The two mines Anglo is hoping to sell, Rustenburg and Union, employ around 20,000 people. These mines were at the heart of this year’s five-month strike action, which caused platinum production to fall by 39% during the first half of 2014, compared to the same period last year.
Mechanising these deep mines will be difficult, doubly so because of the industrial unrest that could result from large-scale redundancies.
For Anglo, these inefficient and volatile operations are an expensive distraction, and I believe the company is right to say that capital and management time can be better used elsewhere.
Anglo vs. the rest
Anglo’s rocketing share price has outperformed its peers by some margin this year, leaving the South African-based miner looking considerably more expensive than its main peers:
2014 share price performance | 2014 forecast P/E | 2014 forecast yield | |
Anglo American | +20% | 15.7 | 3.3% |
BHP Billiton (LSE: BLT) | +10% | 13.0 | 3.6% |
Rio Tinto (LSE: RIO) (NYSE: RIO.US) | -3% | 10.9 | 3.7% |
Rio and BHP both look good as income buys, in my view.
I see BHP’s premium to Rio as the result of BHP’s large petroleum business, which offers attractive diversity if you don’t already have exposure to oil and gas through one of the oil majors.
On the other hand, Rio’s cheapness provides low-risk exposure to the world’s largest and most profitable iron ore mines, with coal, copper and aluminium thrown in, almost for free.
What about Anglo?
I reckon Anglo is beginning to look a little pricey.

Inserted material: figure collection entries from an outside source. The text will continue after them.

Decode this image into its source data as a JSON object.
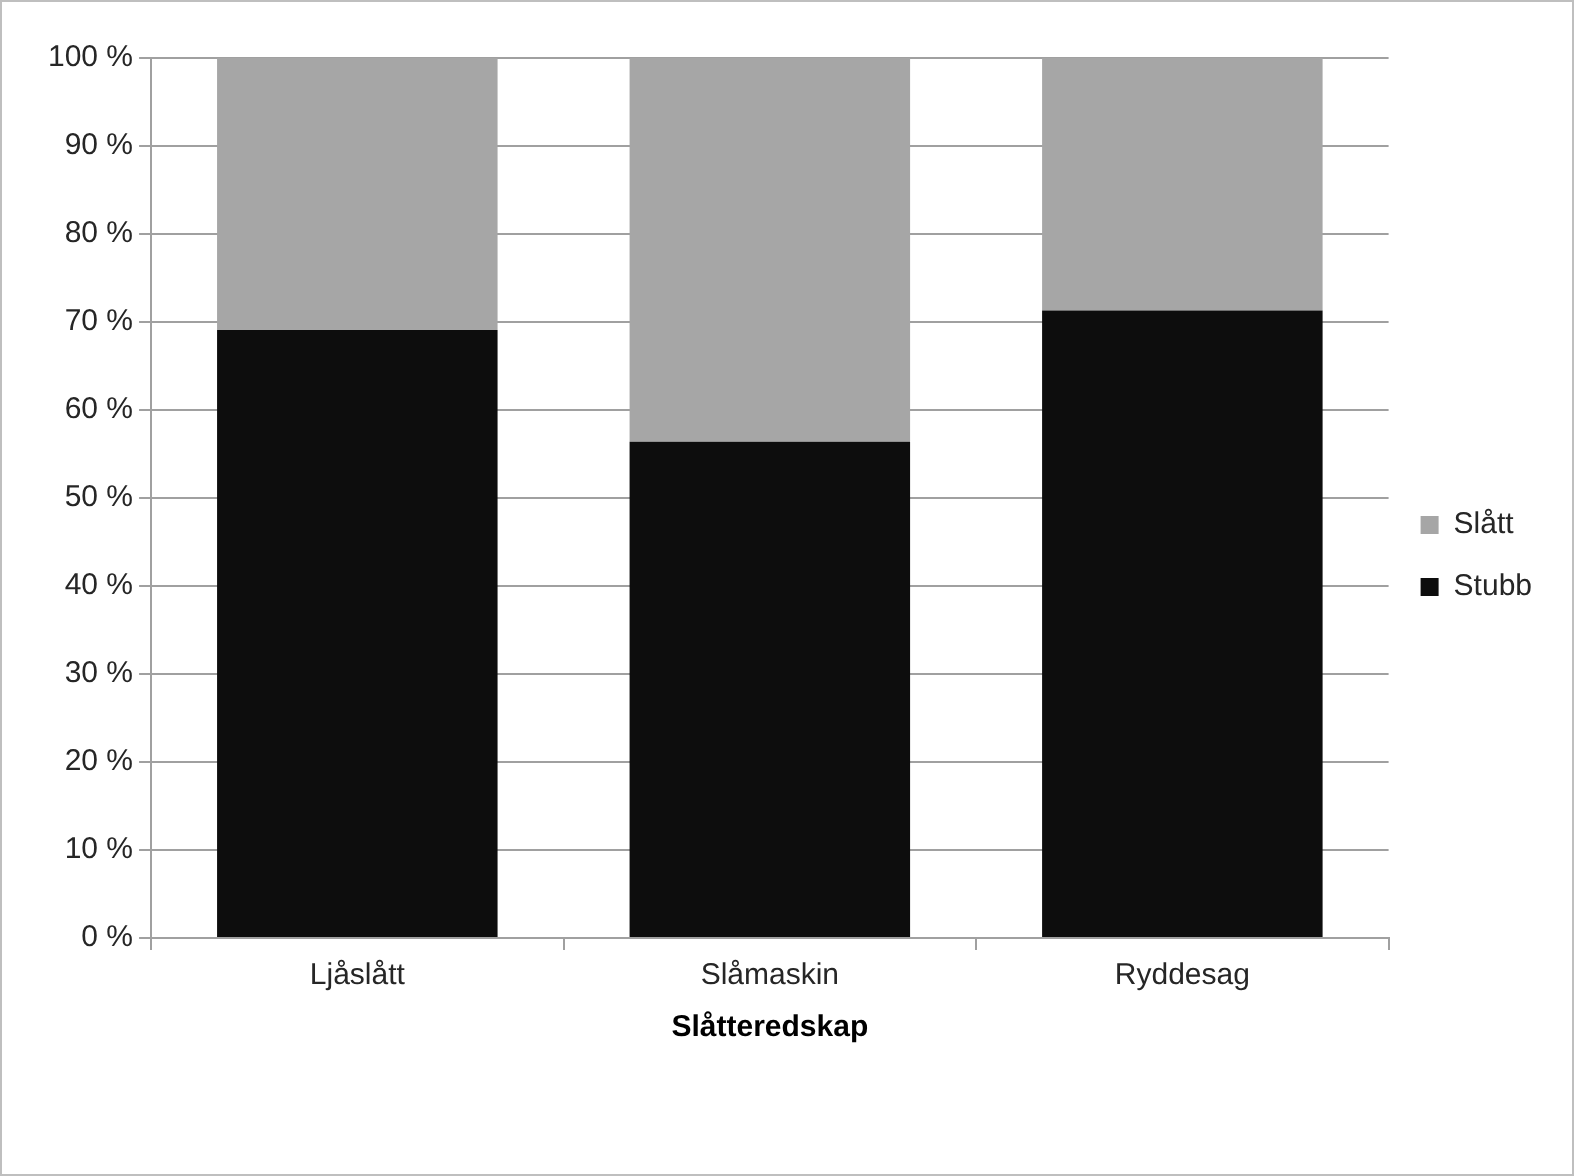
{
  "chart_data": {
    "type": "bar",
    "stacked": true,
    "xlabel": "Slåtteredskap",
    "categories": [
      "Ljåslått",
      "Slåmaskin",
      "Ryddesag"
    ],
    "series": [
      {
        "name": "Stubb",
        "color": "#0d0d0d",
        "values": [
          69.1,
          56.4,
          71.3
        ]
      },
      {
        "name": "Slått",
        "color": "#a6a6a6",
        "values": [
          30.9,
          43.6,
          28.7
        ]
      }
    ],
    "ylim": [
      0,
      100
    ],
    "yticks": [
      {
        "value": 0,
        "label": "0 %"
      },
      {
        "value": 10,
        "label": "10 %"
      },
      {
        "value": 20,
        "label": "20 %"
      },
      {
        "value": 30,
        "label": "30 %"
      },
      {
        "value": 40,
        "label": "40 %"
      },
      {
        "value": 50,
        "label": "50 %"
      },
      {
        "value": 60,
        "label": "60 %"
      },
      {
        "value": 70,
        "label": "70 %"
      },
      {
        "value": 80,
        "label": "80 %"
      },
      {
        "value": 90,
        "label": "90 %"
      },
      {
        "value": 100,
        "label": "100 %"
      }
    ],
    "grid": "y",
    "legend": "right"
  }
}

My original value buy rating was based on Anglo’s discounted valuation: at the start of this year, Anglo’s prospective yield was 4%, and its shares traded on a forecast P/E of just 10.5, and were valued at less than their book price.
That’s all changed; Anglo’s valuation is now more expensive than both its peer group and the FTSE 100 average.
In my view, pure value investors may now want to take profits on Anglo.
However, income investors who bought the shares when they were cheaper can sit back and enjoy an above-average yield on cost, which continues to be de-risked by CEO Mark Cutifani’s turnaround plan.